EnRR : enjeux, innovations et potentiels

Compte-rendu de l'atelier du mardi 22 septembre 2015, au Congrès de Montpellier. Intervenaient Catherine Di Costanzo, Directeur général adjoint chez Promotelec, Nicolas Kosinski, Directeur du Patrimoine du Toit Vosgien, Rodolphe Morlot, Ingénieur EnR et bâtiment à l'ADEME.

Quels grands champs d’innovation sont actuellement investis par les départements recherche et développement des industriels ? Quelles productions EnRR (Energies Renouvelables et de récupération), quels modes de récupération des chaleurs fatales sont en cours de développement ? Quelles grandes orientations s’en dégagent ? Quelle prise en compte d’autoconsommation dans ces énergies renouvelables de récupération ? Quelle maturité des systèmes ? Au regard des évolutions législatives et juridiques, comment ce recours aux EnRR peut participer à la réduction de la demande en énergie ? Comment les organismes s’en sont saisis ?

La transition énergétique
Promotelec rappelle la loi sur la transition énergétique pour la croissance verte qui poursuit les lois Grenelle, avec une étape à 2030, et indique que les objectifs sont dorénavant définis par filière énergétique. En 2030, la production EnRR devra représenter 40 % de la production d’électricité, 38 % de la chaleur, 15 % en matière de carburants et 10 % de la consommation gaz. Des modalités complémentaires d’accompagnement ont été prévues dont la possibilité de recourir à de l’investissement participatif et à l’autoconsommation. Des collectivités seront amenées à rendre obligatoire le recours aux EnRR dans le cadre des PLU, ou à bonifier leurs aides pour les Bepos. La loi va permettre d’embarquer, à l’échelle des bâtiments, les énergies de récupération sur eaux grises, sur air extrait. Il faudra le traduire dans les moteurs de calculs et dans les coefficients pour permettre aux maîtres d’œuvre d’avoir une idée du taux d’EnRR des bâtiments. Par ailleurs, un indicateur de la réglementation thermique intègre le fait que la récupération de chaleur relève des énergies renouvelables.
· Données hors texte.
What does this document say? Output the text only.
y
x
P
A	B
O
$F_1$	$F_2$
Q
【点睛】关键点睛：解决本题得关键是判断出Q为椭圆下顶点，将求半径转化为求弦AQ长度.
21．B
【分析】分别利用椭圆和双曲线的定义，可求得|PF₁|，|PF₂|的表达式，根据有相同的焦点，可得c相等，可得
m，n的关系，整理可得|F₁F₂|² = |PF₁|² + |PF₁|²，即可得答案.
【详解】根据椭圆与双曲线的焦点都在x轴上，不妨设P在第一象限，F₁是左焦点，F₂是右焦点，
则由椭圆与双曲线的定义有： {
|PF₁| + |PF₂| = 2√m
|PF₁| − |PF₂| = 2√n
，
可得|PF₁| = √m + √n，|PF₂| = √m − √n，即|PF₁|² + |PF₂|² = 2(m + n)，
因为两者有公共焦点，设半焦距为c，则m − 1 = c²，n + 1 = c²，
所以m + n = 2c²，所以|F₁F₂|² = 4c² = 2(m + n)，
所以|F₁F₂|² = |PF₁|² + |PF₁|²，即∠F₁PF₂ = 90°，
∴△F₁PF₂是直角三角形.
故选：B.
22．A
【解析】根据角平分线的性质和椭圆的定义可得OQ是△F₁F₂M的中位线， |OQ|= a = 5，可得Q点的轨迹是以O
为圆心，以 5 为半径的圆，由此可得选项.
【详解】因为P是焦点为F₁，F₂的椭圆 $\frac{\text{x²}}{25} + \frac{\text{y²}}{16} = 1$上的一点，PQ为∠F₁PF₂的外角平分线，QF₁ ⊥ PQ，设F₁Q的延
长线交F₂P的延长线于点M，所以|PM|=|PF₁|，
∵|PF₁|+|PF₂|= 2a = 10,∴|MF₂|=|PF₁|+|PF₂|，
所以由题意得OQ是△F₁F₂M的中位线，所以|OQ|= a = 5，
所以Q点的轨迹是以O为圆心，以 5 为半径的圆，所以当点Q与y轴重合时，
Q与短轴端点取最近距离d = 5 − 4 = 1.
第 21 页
Les Bepos sont souvent équipés de panneaux photovoltaïques et se transforment en mini centrales électriques. Pour l’instant, un bâtiment à énergie positive est défini comme un bâtiment qui produit plus d’énergie qu’il n’en consomme annuellement. La parité réseau va arriver sur le photovoltaïque, ce qui va solliciter plus fortement les réseaux locaux. Pour ceux-ci, ce n’est pas tant le niveau de consommation qui compte que la puissance (à l’inverse de la distribution haute-tension). Par ailleurs, il faudra amener les acteurs à travailler en fonction des phases de consommation et de production.
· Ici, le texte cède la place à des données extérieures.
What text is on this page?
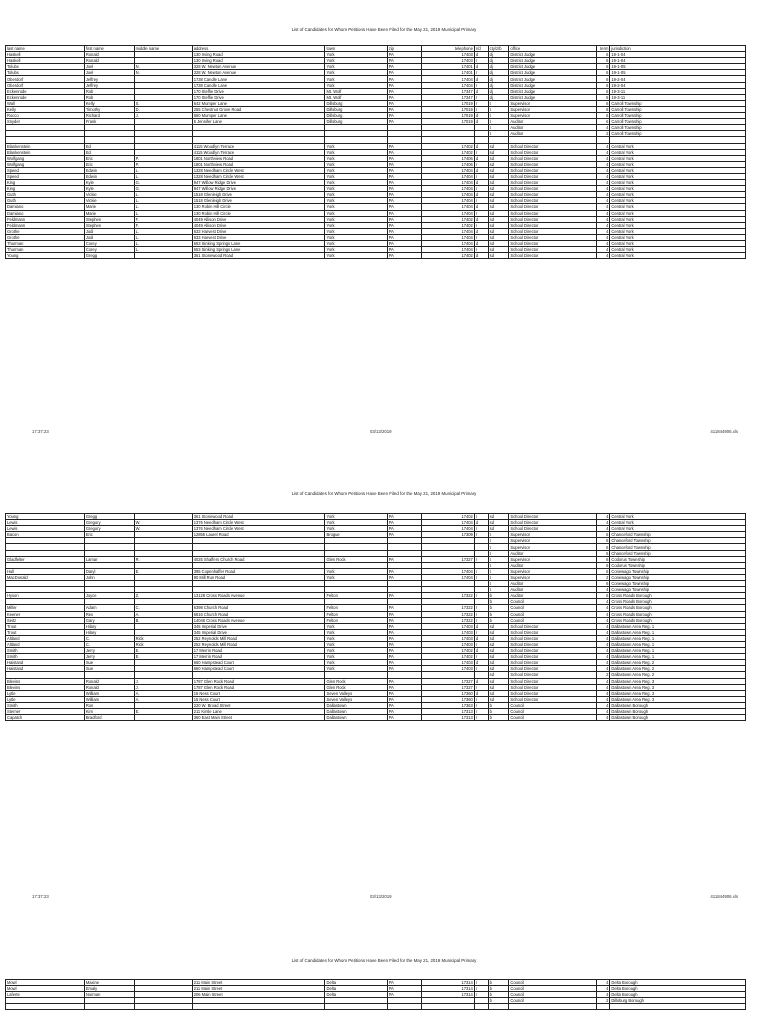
List of Candidates for Whom Petitions Have Been Filed for the May 21, 2019 Municipal Primary
last name	first name	middle name	address	town	zip	telephone	r/d	cty/z/b	office	term	jurisdiction
Haskell	Ronald		130 Irving Road	York	PA	17403	d	dj	District Judge	6	19-1-04
Haskell	Ronald		130 Irving Road	York	PA	17403	r	dj	District Judge	6	19-1-04
Tolubx	Joel	N.	328 W. Newton Avenue	York	PA	17401	d	dj	District Judge	6	19-1-05
Tolubx	Joel	N.	328 W. Newton Avenue	York	PA	17401	r	dj	District Judge	6	19-1-05
Oberdorf	Jeffrey		1738 Candle Lane	York	PA	17404	d	dj	District Judge	6	19-2-04
Oberdorf	Jeffrey		1738 Candle Lane	York	PA	17404	r	dj	District Judge	6	19-2-04
Eckenrode	Rob		170 Steffie Drive	Mt. Wolf	PA	17347	d	dj	District Judge	6	19-3-11
Eckenrode	Rob		170 Steffie Drive	Mt. Wolf	PA	17347	r	dj	District Judge	6	19-3-11
Wall	Kelly	S.	642 Mumper Lane	Dillsburg	PA	17019	r	t	Supervisor	6	Carroll Township
Kelly	Timothy	D.	255 Chestnut Grove Road	Dillsburg	PA	17019	r	t	Supervisor	6	Carroll Township
Rocco	Richard	J.	660 Mumper Lane	Dillsburg	PA	17019	d	t	Supervisor	6	Carroll Township
Snyder	Frank		5 Jennifer Lane	Dillsburg	PA	17019	d	t	Auditor	6	Carroll Township
								t	Auditor	4	Carroll Township
								t	Auditor	2	Carroll Township

Blankenstein	Ed		4115 Woodlyn Terrace	York	PA	17402	d	sd	School Director	4	Central York
Blankenstein	Ed		4115 Woodlyn Terrace	York	PA	17402	r	sd	School Director	4	Central York
Wolfgang	Eric	P.	1801 Northview Road	York	PA	17406	d	sd	School Director	4	Central York
Wolfgang	Eric	P.	1801 Northview Road	York	PA	17406	r	sd	School Director	4	Central York
Speed	Edwin	L.	1328 Needham Circle West	York	PA	17404	d	sd	School Director	4	Central York
Speed	Edwin	L.	1328 Needham Circle West	York	PA	17404	r	sd	School Director	4	Central York
King	Kyle	G.	947 Willow Ridge Drive	York	PA	17404	d	sd	School Director	4	Central York
King	Kyle	G.	947 Willow Ridge Drive	York	PA	17404	r	sd	School Director	4	Central York
Guth	Vickie	L.	1518 Glenleigh Drive	York	PA	17404	d	sd	School Director	4	Central York
Guth	Vickie	L.	1518 Glenleigh Drive	York	PA	17404	r	sd	School Director	4	Central York
Damiano	Marie	L.	130 Robin Hill Circle	York	PA	17404	d	sd	School Director	4	Central York
Damiano	Marie	L.	130 Robin Hill Circle	York	PA	17404	r	sd	School Director	4	Central York
Feldmann	Stephen	F.	4049 Allison Drive	York	PA	17402	d	sd	School Director	4	Central York
Feldmann	Stephen	F.	4049 Allison Drive	York	PA	17402	r	sd	School Director	4	Central York
Grothe	Jodi	L.	633 Harvest Drive	York	PA	17404	d	sd	School Director	4	Central York
Grothe	Jodi	L.	633 Harvest Drive	York	PA	17404	r	sd	School Director	4	Central York
Thurman	Corey	L.	653 Sinking Springs Lane	York	PA	17404	d	sd	School Director	4	Central York
Thurman	Corey	L.	653 Sinking Springs Lane	York	PA	17404	r	sd	School Director	4	Central York
Young	Gregg		361 Stonewood Road	York	PA	17402	d	sd	School Director	4	Central York
17:37:23	03/13/2019	411844906.xls
List of Candidates for Whom Petitions Have Been Filed for the May 21, 2019 Municipal Primary
Young	Gregg		361 Stonewood Road	York	PA	17402	r	sd	School Director	4	Central York
Lewis	Gregory	W.	1376 Needham Circle West	York	PA	17404	d	sd	School Director	4	Central York
Lewis	Gregory	W.	1376 Needham Circle West	York	PA	17404	r	sd	School Director	4	Central York
Bacon	Eric		12855 Laurel Road	Brogue	PA	17309	r	t	Supervisor	6	Chanceford Township
								t	Supervisor	6	Chanceford Township
								t	Supervisor	6	Chanceford Township
								t	Auditor	6	Chanceford Township
Gladfelter	Lamar	R.	4025 Shaffers Church Road	Glen Rock	PA	17327	r	t	Supervisor	6	Codorus Township
								t	Auditor	6	Codorus Township
Hull	Daryl	E.	395 Copenhaffer Road	York	PA	17404	r	t	Supervisor	6	Conewago Township
MacDonald	John		90 Mill Run Road	York	PA	17404	r	t	Supervisor	2	Conewago Township
								t	Auditor	6	Conewago Township
								t	Auditor	4	Conewago Township
Hyson	Joyce	Z.	13128 Cross Roads Avenue	Felton	PA	17322	r	b	Auditor	6	Cross Roads Borough
								b	Council	4	Cross Roads Borough
Miller	Adam	C.	6398 Church Road	Felton	PA	17322	r	b	Council	4	Cross Roads Borough
Keener	Rex	A.	6816 Church Road	Felton	PA	17322	r	b	Council	4	Cross Roads Borough
Seitz	Gary	B.	14046 Cross Roads Avenue	Felton	PA	17322	r	b	Council	4	Cross Roads Borough
Trout	Hilary		345 Imperial Drive	York	PA	17403	d	sd	School Director	4	Dallastown Area Reg. 1
Trout	Hilary		345 Imperial Drive	York	PA	17403	r	sd	School Director	4	Dallastown Area Reg. 1
Altland	C.	Rick	252 Reynolds Mill Road	York	PA	17403	d	sd	School Director	4	Dallastown Area Reg. 1
Altland	C.	Rick	252 Reynolds Mill Road	York	PA	17403	r	sd	School Director	4	Dallastown Area Reg. 1
Smith	Jerry	E.	17 Merrin Road	York	PA	17402	d	sd	School Director	4	Dallastown Area Reg. 1
Smith	Jerry	E.	17 Merrin Road	York	PA	17402	r	sd	School Director	4	Dallastown Area Reg. 1
Haistand	Sue		660 Hampstead Court	York	PA	17403	d	sd	School Director	4	Dallastown Area Reg. 2
Haistand	Sue		660 Hampstead Court	York	PA	17403	r	sd	School Director	4	Dallastown Area Reg. 2
								sd	School Director	2	Dallastown Area Reg. 2
Blevins	Ronald	J.	1787 Glen Rock Road	Glen Rock	PA	17327	d	sd	School Director	4	Dallastown Area Reg. 3
Blevins	Ronald	J.	1787 Glen Rock Road	Glen Rock	PA	17327	r	sd	School Director	4	Dallastown Area Reg. 3
Lytle	William	A.	15 Ness Court	Seven Valleys	PA	17360	d	sd	School Director	4	Dallastown Area Reg. 3
Lytle	William	A.	15 Ness Court	Seven Valleys	PA	17360	r	sd	School Director	4	Dallastown Area Reg. 3
Smith	Ron		220 W. Broad Street	Dallastown	PA	17363	r	b	Council	4	Dallastown Borough
Sterner	Kim	E.	211 Kirsle Lane	Dallastown	PA	17313	r	b	Council	4	Dallastown Borough
Capatch	Bradford		360 East Main Street	Dallastown	PA	17313	r	b	Council	4	Dallastown Borough
17:37:23	03/13/2019	411844906.xls
List of Candidates for Whom Petitions Have Been Filed for the May 21, 2019 Municipal Primary
Mowl	Maxine		211 Main Street	Delta	PA	17314	r	b	Council	4	Delta Borough
Mowl	Emaly		211 Main Street	Delta	PA	17314	r	b	Council	4	Delta Borough
Laferte	Norman		206 Main Street	Delta	PA	17314	r	b	Council	4	Delta Borough
								b	Council	2	Dillsburg Borough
Dans ce contexte, un outil a été élaboré avec le CSTB, basé sur le moteur de calcul RT 2012, et qui vise à évaluer le potentiel d’autoconsommation.

Retour sur expérience
Le Toit Vosgien présente deux opérations : les Héliades, sur le photovoltaïque et la cogénération ; Jules Ferry, bâtiment 100% EnRR.

Les Héliades couple le photovoltaïque, l’eau chaude sanitaire solaire, la VMC double flux individuelle et la cogénération. Cet investissement a été très pertinent et s’amortit sur une dizaine d’années. La cogénération est un petit moteur thermique qui produit de l’électricité, intégralement revendue. Ce dispositif permet d’être positif en énergie primaire et finale. Une petite chaudière gaz fonctionne en relais de la cogénération pour la production d’eau chaude.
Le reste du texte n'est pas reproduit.